JiaLin Li · Answer 5 · Tue Dec 12 2023 11:10:57 GMT+0800 (China Standard Time)

@woailunhua 论文里面那个是归一化的值。就像我上面写的那一段，你要把算出来的不确定度除以可能的不确定度最大值，归一化到0~1，这样才比较方便设置不确定度阈值。

uncertainty = uncertainty / math.log(2) # normalize uncertainty to 0 to 1, cuz ln2 is the max value

woailunhua · Answer 6 · Tue Dec 12 2023 11:32:44 GMT+0800 (China Standard Time)

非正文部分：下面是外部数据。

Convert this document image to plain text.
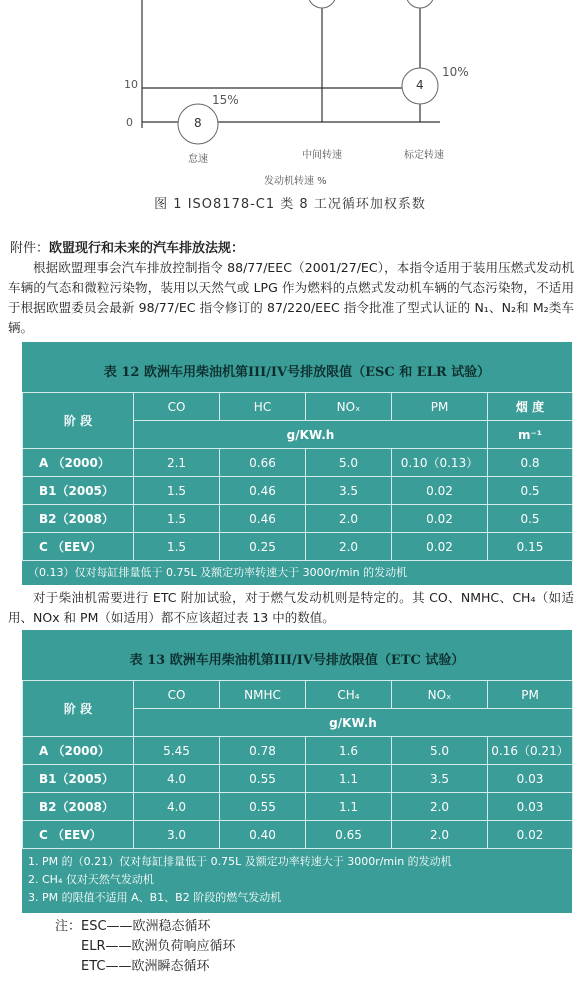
10
0
15%
10%
8
4
怠速	中间转速	标定转速
发动机转速 %
图 1 ISO8178-C1 类 8 工况循环加权系数
附件：欧盟现行和未来的汽车排放法规：
根据欧盟理事会汽车排放控制指令 88/77/EEC（2001/27/EC），本指令适用于装用压燃式发动机车辆的气态和微粒污染物，装用以天然气或 LPG 作为燃料的点燃式发动机车辆的气态污染物，不适用于根据欧盟委员会最新 98/77/EC 指令修订的 87/220/EEC 指令批准了型式认证的 N₁、N₂和 M₂类车辆。
表 12 欧洲车用柴油机第III/IV号排放限值（ESC 和 ELR 试验）
阶 段	CO	HC	NOₓ	PM	烟 度
	g/KW.h				m⁻¹
A （2000）	2.1	0.66	5.0	0.10（0.13）	0.8
B1（2005）	1.5	0.46	3.5	0.02	0.5
B2（2008）	1.5	0.46	2.0	0.02	0.5
C （EEV）	1.5	0.25	2.0	0.02	0.15
（0.13）仅对每缸排量低于 0.75L 及额定功率转速大于 3000r/min 的发动机
对于柴油机需要进行 ETC 附加试验，对于燃气发动机则是特定的。其 CO、NMHC、CH₄（如适用、NOx 和 PM（如适用）都不应该超过表 13 中的数值。
表 13 欧洲车用柴油机第III/IV号排放限值（ETC 试验）
阶 段	CO	NMHC	CH₄	NOₓ	PM
	g/KW.h				
A （2000）	5.45	0.78	1.6	5.0	0.16（0.21）
B1（2005）	4.0	0.55	1.1	3.5	0.03
B2（2008）	4.0	0.55	1.1	2.0	0.03
C （EEV）	3.0	0.40	0.65	2.0	0.02
1. PM 的（0.21）仅对每缸排量低于 0.75L 及额定功率转速大于 3000r/min 的发动机
2. CH₄ 仅对天然气发动机
3. PM 的限值不适用 A、B1、B2 阶段的燃气发动机
注：ESC——欧洲稳态循环
ELR——欧洲负荷响应循环
ETC——欧洲瞬态循环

谢谢您你这下说完那我大概知道怎么来的了。它代码里面没有给uncertainty÷ln2,反而是给threshold乘一个ln2，一样的道理吧。  这代码写的无语了      蒙张鹏 ***@***.***  

…

------------------ 原始邮件 ------------------ 发件人: "JiaLin ***@***.***>; 发送时间: 2023年12月12日(星期二) 中午11:11 收件人: ***@***.***>; 抄送: ***@***.***>; ***@***.***>; 主题: Re: [yulequan/UA-MT] Lack of Uncertainty normalization (Issue #18) @woailunhua 论文里面那个是归一化的值。就像我上面写的那一段，你要把算出来的不确定度除以可能的不确定度最大值，归一化到0~1，这样才比较方便设置不确定度阈值。 uncertainty = uncertainty / math.log(2) # normalize uncertainty to 0 to 1, cuz ln2 is the max value — Reply to this email directly, view it on GitHub, or unsubscribe. You are receiving this because you were mentioned.Message ID: ***@***.***>

woailunhua · Answer 7 · Wed Dec 20 2023 16:07:41 GMT+0800 (China Standard Time)

大哥对不起我又打扰您了。最小的threshold=0.75*ln2=0.51 但是-xlnx+（1-x)ln(1-x)算的最小值大概是在0.58附近，我看论文里面的范围是0-1，换而言之就是0-Ln2,这个0是怎么来的，信息通道熵的结果不可能这么小啊？

woailunhua · Answer 8 · Wed Dec 20 2023 16:16:36 GMT+0800 (China Standard Time)

第一个例子，假如预测非常正确：比如通道0的一个体素预测值是0.999，通道1的一个体素预测值是0.111。softmax之后，一个是0.73，一个是0.269。 -0.73ln0.73-0.269ln(0.269)=0.582。
第二个例子，假如预测比较正确：比如通道0的一个体素预测值是0.9，通道1的一个体素预测值是0.1。softmax之后，一个是0.69，一个是0.31。 -0.69ln0.69-0.31ln(0.31)=0.61。
第三个例子，预测比较模糊：比如通道0的一个体素预测值是0.55，通道1的一个体素预测值是0.45。softmax之后，一个是0.52，一个是0.47。那么-0.52ln0.52-0.47ln0.47=0.69。我们可以看出最小的熵也就是0.58左右，而作者的最小值是0.75*ln2=0.51，她是怎么弄到0-Ln2的呀？

JiaLin Li · Answer 9 · Wed Dec 20 2023 20:55:46 GMT+0800 (China Standard Time)

论文里面写的不一定全对，而且不确定度本身的定义就是只考虑0~1，在网络里面有softmax肯定算的不一样，论文里面也没写要除以ln2对不对。我跑实验结果确实最小不确定度也是0.58，别纠结这个了没啥意义。